Split dataset into train and test sets.

In [13]:
X_train, X_test, y_train, y_test = train_test_split(X, y, stratify=y, test_size=0.2, random_state=42)

## b. Dummy classifier

Build a dummy classifier that takes decisions randomly.

In [None]:
class DummyClassifier():
    
    def __init__(self):
        """
        Initialize the class.
        """
        self.classes_ = None
    
    def fit(self, X, y):
        """
        Fit the dummy classifier.
        """
        self.classes_ = np.unique(y)
    
    def predict(self, X):
        """
        Predict the class labels for the provided data.
        """
        n_samples = len(X)
        return np.random.choice(self.classes_, size=n_samples)


Implement a function to evaluate the performance of a classification by computing the accuracy ($N_{correct}/N$).

In [15]:
def accuracy_score(y_true, y_pred):
    pass

Compute the performance of the dummy classifier using the provided test set.

## c.
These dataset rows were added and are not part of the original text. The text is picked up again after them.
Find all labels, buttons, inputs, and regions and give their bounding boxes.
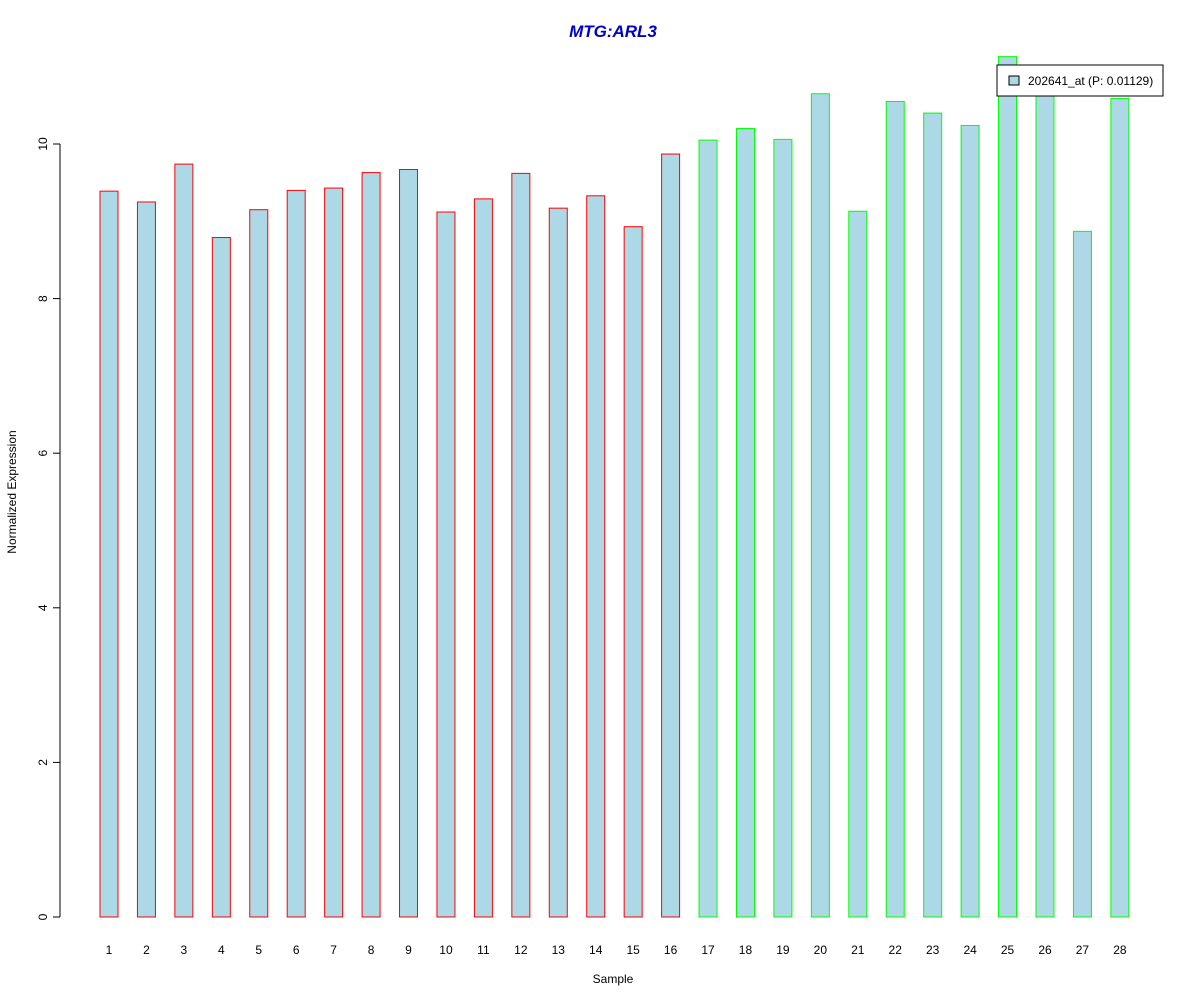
x-tick-label: 22 [889,943,903,957]
x-tick-label: 3 [181,943,188,957]
x-tick-label: 15 [626,943,640,957]
x-tick-label: 28 [1113,943,1127,957]
x-tick-label: 18 [739,943,753,957]
x-tick-label: 25 [1001,943,1015,957]
bar-sample-21 [848,210,868,918]
bar-sample-15 [623,226,643,918]
bar-sample-3 [174,163,194,918]
bar-sample-9 [399,169,419,918]
x-tick-label: 10 [439,943,453,957]
x-axis-label: Sample [593,972,634,986]
x-tick-label: 26 [1038,943,1052,957]
bar-sample-25 [998,56,1018,918]
x-tick-label: 27 [1076,943,1090,957]
legend: 202641_at (P: 0.01129) [996,64,1164,97]
x-tick-label: 12 [514,943,528,957]
x-tick-label: 24 [963,943,977,957]
x-tick-label: 14 [589,943,603,957]
bar-sample-14 [586,195,606,918]
x-tick-label: 7 [330,943,337,957]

K-Nearest Neighbors classifier

Build a K-Nearest Neighbors classifier using an Euclidian distance computation and a simple majority voting criterion.

In [16]:
class KNNClassifier():
    
    def __init__(self, n_neighbors=3):
        """
        Initialize the class.
        
        Parameters
        ----------
        n_neighbors : int, default=3
            Number of neighbors to use by default.
        """

        self.n_neighbors = n_neighbors
        self.X_train = None
        self.y_train = None
    
    def fit(self, X, y):
        """
        Fit the k-nearest neighbors classifier.
        
        Parameters
        ----------
        X : Numpy array or Pandas DataFrame of shape (n_samples, n_features)
            Training data.
        y : Numpy array or Pandas DataFrame of shape (n_samples,)
            Target values.
        """

        self.X_train = np.array(X)
        self.y_train = np.array(y)
    
    @staticmethod
    def _euclidian_distance(a, b):
        """
        Utility function to compute the euclidian distance.
        
        Parameters
        ----------
        a : Numpy array or Pandas DataFrame
            First operand.
        b : Numpy array or Pandas DataFrame
            Second operand.
        """

        return np.sqrt(np.sum((a - b) ** 2, axis=1))
    
    @staticmethod
    def _manhattan_distance(a, b):
        """
        Utility function to compute the Manhattan distance.
        
        Parameters
        ----------
        a : Numpy array or Pandas DataFrame
            First operand.
        b : Numpy array or Pandas DataFrame
            Second operand.
        """
        
        return np.sum(np.abs(a - b), axis=1)
    
    def predict(self, X):
        """
        Predict the class labels for the provided data.

        Parameters
        ----------
        X : Numpy array or Pandas DataFrame of shape (n_queries, n_features)
            Test samples.

        Returns
        -------
        y : Numpy array or Pandas DataFrame of shape (n_queries,)
            Class labels for each data sample.
        """
        X = np.array(X)
        predictions = []
        for x in X:
            distances = self._euclidian_distance(self.X_train, x)
            neighbor_idxs = np.argsort(distances)[:self.n_neighbors]
            neighbor_labels = self.y_train[neighbor_idxs]
            
            counts = np.bincount(neighbor_labels.astype(int))
            predictions.append(np.argmax(counts))
        return np.array(predictions)

Compute the performance of the system as a function of $k = 1...7$.

In [18]:
knn_accuracies = []
for k in range(1, 8):
    knn = KNNClassifier(n_neighbors=k)
    knn.fit(X_train, y_train)
    y_pred = knn.predict(X_test)
    acc = accuracy_score(y_test, y_pred)
    knn_accuracies.append(acc)

print("KNN accuracies for k=1 to 7:", knn_accuracies)

KNN accuracies for k=1 to 7: [None, None, None, None, None, None, None]


Run the KNN algorithm using only the features `TotalIncome` and `CreditHistory`.

Re-run the KNN algorithm using the features `TotalIncome`, `CreditHistory` and `Married`.

Re-run the KNN algorithm using all features.